Ciao! Ho solo un paio di minuti, ma ho un pensiero che mi gira in testa da ieri sera di cui ti voglio parlare. È nato tutto da un messaggio che mi è stato inviato su Facebook da una lettrice di questo blog. Non racconterò nello specifico il contenuto, ma questa persona mi ha chiesto se nei post che pubblico qui, fossi davvero sincero. Ha esordito dicendo “Tu vuoi essere simpatico e lo sei, vuoi sembrare allegro e lo sembri, ma a me, i tuoi occhi sembrano tristi. Mi sembra che dentro di te ci sia rabbia, certamente ne hai ragione, e se così fosse, allora buttala fuori anche con chi ti legge. Io così, ti sentirei più vicino.”
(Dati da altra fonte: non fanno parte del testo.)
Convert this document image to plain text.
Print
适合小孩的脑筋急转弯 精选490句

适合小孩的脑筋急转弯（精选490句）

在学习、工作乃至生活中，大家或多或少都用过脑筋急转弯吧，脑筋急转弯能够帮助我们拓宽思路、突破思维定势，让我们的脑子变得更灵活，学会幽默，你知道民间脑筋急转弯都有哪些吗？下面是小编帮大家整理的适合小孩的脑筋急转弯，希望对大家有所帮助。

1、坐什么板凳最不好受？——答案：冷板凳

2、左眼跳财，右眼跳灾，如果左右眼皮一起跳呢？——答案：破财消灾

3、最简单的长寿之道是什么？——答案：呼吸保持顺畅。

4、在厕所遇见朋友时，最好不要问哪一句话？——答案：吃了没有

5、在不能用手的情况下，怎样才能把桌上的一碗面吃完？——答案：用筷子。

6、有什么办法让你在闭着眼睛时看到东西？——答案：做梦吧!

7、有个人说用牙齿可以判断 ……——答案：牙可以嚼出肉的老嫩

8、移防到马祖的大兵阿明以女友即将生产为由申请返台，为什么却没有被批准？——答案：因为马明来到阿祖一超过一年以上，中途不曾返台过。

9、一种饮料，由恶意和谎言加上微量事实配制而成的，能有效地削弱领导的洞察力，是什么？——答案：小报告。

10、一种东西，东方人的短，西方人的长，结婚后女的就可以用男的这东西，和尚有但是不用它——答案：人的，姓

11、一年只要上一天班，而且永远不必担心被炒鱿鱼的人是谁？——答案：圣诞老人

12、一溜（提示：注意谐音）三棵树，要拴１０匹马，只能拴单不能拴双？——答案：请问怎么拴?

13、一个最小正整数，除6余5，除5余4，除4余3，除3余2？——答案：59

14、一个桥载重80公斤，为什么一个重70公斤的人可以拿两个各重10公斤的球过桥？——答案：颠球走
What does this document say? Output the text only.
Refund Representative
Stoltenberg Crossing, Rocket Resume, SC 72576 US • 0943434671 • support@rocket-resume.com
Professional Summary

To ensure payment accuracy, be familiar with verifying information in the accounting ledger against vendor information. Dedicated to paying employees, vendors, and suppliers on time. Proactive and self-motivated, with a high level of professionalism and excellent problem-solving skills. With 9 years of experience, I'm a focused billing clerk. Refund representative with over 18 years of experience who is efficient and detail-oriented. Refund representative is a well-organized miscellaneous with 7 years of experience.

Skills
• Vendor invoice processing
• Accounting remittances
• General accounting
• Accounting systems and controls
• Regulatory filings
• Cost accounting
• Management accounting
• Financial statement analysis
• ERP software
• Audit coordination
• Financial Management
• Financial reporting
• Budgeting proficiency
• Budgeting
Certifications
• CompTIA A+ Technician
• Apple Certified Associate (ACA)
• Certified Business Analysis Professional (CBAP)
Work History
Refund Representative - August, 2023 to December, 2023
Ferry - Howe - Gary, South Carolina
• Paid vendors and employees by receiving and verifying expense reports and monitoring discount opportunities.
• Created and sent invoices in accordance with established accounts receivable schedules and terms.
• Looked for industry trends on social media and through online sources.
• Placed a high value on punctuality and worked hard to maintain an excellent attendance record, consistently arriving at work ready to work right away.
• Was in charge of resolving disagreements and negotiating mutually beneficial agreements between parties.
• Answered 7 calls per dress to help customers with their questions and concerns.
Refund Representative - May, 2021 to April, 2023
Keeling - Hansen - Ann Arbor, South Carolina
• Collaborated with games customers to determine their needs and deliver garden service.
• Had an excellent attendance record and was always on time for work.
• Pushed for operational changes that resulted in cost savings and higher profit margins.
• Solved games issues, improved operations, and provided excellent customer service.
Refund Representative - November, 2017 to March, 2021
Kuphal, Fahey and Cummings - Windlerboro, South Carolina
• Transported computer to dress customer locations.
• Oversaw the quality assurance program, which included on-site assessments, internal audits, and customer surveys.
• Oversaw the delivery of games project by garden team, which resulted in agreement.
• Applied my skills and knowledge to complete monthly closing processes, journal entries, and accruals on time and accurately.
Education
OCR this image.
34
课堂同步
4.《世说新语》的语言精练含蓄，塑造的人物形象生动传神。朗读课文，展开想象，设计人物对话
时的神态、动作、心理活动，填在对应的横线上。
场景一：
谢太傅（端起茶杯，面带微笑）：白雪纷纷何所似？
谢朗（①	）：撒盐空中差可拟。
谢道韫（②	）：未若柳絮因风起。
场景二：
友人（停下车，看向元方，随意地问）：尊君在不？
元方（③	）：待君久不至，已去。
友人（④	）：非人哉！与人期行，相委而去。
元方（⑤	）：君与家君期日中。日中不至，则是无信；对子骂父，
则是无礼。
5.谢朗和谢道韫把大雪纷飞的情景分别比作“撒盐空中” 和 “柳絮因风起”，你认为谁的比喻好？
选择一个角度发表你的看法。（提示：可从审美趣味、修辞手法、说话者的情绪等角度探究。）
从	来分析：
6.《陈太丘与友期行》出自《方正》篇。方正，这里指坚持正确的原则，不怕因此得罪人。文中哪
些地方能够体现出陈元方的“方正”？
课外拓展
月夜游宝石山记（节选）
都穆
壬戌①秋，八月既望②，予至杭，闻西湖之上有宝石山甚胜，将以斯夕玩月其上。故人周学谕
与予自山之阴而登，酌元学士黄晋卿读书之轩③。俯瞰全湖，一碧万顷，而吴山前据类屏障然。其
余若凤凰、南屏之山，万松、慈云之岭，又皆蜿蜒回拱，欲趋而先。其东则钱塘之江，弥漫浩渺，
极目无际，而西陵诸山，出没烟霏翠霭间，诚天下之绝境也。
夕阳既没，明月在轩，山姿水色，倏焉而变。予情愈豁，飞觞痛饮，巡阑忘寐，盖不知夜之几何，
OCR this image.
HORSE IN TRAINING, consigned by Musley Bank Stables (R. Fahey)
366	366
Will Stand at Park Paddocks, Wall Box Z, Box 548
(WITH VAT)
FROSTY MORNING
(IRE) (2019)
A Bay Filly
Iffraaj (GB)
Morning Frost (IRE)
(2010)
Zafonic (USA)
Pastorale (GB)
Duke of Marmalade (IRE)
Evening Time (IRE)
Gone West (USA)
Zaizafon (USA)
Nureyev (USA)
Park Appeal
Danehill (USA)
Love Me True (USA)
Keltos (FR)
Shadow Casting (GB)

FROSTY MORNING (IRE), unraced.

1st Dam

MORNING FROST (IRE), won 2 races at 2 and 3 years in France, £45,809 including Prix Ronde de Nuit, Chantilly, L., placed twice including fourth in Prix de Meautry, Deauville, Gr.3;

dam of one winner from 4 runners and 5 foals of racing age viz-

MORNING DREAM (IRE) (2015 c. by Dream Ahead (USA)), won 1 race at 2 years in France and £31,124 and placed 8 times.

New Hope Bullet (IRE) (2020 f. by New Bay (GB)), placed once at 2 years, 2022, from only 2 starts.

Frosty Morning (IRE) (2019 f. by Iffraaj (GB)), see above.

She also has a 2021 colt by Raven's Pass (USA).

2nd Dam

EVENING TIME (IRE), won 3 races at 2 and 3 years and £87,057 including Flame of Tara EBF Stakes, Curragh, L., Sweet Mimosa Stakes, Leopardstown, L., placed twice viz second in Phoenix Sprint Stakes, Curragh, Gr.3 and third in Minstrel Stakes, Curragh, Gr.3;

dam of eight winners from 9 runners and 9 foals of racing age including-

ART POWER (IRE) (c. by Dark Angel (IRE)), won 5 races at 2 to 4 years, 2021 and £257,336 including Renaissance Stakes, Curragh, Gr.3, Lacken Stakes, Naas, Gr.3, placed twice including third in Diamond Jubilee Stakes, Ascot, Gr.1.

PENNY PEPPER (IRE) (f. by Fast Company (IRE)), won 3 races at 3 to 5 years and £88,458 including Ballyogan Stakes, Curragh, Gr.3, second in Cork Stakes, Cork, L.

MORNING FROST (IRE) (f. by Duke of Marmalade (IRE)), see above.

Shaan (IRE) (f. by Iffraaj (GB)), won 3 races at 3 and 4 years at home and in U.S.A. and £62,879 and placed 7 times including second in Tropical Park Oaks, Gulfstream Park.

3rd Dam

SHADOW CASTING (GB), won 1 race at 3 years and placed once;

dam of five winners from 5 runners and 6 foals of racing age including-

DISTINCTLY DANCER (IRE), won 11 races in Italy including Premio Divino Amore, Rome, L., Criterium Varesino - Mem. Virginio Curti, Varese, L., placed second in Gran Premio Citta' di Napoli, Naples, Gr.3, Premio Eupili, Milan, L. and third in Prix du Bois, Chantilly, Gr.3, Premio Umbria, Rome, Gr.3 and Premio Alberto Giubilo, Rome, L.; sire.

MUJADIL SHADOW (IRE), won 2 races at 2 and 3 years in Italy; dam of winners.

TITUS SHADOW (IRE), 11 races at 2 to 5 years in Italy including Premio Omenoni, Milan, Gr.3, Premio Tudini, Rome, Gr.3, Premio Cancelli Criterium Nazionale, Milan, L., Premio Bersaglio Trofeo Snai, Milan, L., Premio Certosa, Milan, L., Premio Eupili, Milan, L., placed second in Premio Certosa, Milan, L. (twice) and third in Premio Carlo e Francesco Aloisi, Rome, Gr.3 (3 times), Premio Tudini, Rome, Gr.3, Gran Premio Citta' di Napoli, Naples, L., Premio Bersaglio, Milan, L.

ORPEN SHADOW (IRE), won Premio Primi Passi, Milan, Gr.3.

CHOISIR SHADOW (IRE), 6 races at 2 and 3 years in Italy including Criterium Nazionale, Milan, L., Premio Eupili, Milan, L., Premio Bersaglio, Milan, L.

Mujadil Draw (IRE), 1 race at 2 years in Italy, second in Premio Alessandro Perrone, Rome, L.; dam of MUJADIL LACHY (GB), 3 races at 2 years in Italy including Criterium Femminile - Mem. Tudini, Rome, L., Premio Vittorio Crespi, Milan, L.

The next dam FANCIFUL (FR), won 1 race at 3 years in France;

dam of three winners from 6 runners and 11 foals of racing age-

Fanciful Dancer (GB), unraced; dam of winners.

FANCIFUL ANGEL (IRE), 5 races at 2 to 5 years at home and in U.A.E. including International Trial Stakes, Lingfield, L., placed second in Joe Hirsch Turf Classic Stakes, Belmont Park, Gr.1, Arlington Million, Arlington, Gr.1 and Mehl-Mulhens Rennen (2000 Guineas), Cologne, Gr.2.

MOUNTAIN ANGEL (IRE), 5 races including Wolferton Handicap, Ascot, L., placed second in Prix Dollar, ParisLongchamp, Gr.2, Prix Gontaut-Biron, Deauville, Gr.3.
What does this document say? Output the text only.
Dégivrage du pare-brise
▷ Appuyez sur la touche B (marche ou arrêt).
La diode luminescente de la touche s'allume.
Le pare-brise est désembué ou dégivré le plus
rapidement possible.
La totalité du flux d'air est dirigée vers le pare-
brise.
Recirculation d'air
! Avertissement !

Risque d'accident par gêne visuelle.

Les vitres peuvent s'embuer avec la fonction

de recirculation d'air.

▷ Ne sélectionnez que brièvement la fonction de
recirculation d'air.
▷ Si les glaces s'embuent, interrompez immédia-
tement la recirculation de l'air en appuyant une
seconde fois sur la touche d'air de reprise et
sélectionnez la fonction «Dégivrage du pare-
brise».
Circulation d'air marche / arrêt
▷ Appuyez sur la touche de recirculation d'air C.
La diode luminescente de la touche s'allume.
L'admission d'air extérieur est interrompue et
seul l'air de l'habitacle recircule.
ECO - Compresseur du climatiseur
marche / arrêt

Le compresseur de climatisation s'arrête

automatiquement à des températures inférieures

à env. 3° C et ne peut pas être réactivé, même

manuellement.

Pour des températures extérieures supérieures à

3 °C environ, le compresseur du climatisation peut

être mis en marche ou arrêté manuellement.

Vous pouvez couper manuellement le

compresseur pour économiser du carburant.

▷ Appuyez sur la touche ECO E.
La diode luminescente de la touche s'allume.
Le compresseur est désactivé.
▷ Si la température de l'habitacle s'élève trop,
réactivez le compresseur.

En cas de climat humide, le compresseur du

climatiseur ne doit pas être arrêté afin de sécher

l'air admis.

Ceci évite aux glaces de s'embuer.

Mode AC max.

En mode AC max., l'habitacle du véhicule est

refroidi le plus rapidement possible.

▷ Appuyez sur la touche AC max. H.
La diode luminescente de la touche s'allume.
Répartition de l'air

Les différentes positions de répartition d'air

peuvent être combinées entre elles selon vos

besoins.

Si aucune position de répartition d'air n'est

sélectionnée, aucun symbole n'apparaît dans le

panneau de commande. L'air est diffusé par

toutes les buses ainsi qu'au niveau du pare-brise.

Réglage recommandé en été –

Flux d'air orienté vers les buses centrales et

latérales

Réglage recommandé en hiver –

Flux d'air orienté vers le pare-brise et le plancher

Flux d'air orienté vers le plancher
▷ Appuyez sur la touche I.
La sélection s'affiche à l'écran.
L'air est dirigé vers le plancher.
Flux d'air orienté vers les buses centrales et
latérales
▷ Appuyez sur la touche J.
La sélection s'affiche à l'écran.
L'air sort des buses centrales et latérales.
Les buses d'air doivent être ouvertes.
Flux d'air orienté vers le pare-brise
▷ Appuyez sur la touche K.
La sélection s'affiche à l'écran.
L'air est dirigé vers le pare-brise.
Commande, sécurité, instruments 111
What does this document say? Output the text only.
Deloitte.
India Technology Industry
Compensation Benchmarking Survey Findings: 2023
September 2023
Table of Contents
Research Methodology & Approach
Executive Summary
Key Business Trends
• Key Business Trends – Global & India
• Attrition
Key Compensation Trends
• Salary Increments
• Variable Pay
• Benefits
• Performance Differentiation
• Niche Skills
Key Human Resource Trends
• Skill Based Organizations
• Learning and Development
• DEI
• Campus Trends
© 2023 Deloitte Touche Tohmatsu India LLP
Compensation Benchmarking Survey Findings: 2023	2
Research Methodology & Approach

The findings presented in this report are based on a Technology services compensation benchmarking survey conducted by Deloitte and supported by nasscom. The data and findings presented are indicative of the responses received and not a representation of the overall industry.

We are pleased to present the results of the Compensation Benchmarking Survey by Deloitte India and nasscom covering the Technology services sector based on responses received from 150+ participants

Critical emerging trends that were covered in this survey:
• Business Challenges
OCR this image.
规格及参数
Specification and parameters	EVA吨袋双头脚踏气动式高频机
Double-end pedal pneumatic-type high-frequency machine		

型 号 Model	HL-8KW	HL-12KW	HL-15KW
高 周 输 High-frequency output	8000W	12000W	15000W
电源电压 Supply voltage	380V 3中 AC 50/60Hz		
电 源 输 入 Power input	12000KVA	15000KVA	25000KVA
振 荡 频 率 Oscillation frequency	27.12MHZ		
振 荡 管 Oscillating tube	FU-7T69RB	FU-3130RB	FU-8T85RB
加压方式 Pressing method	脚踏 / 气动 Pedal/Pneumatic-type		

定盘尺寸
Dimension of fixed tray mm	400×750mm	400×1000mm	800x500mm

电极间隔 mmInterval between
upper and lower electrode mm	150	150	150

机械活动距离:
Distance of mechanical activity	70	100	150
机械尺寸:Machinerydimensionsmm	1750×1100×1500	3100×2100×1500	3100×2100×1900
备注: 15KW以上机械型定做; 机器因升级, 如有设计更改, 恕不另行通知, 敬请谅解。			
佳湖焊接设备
Mi ha fatto piacere, come mi fa piacere con tutti messaggi che ricevo, avere la possibilità di confrontarmi con lei, e spiegarle quale filosofia mi porti a comportarmi come faccio, ogni giorno. Perché sebbene a me risulti limpido e cristallino, non posso fare a meno di riconoscere che agli occhi delle altre persone, il mio atteggiamento risulti strano, a tratti addirittura incomprensibile. La domanda che si pongono, almeno credo, è come sia possibile che io, con tutto quello che mi è capitato, possa essere felice. Come può il mio atteggiamento positivo non essere una forzatura, se la vita è stata tanto crudele nei miei confronti? Sono davvero immune alle emozioni negative?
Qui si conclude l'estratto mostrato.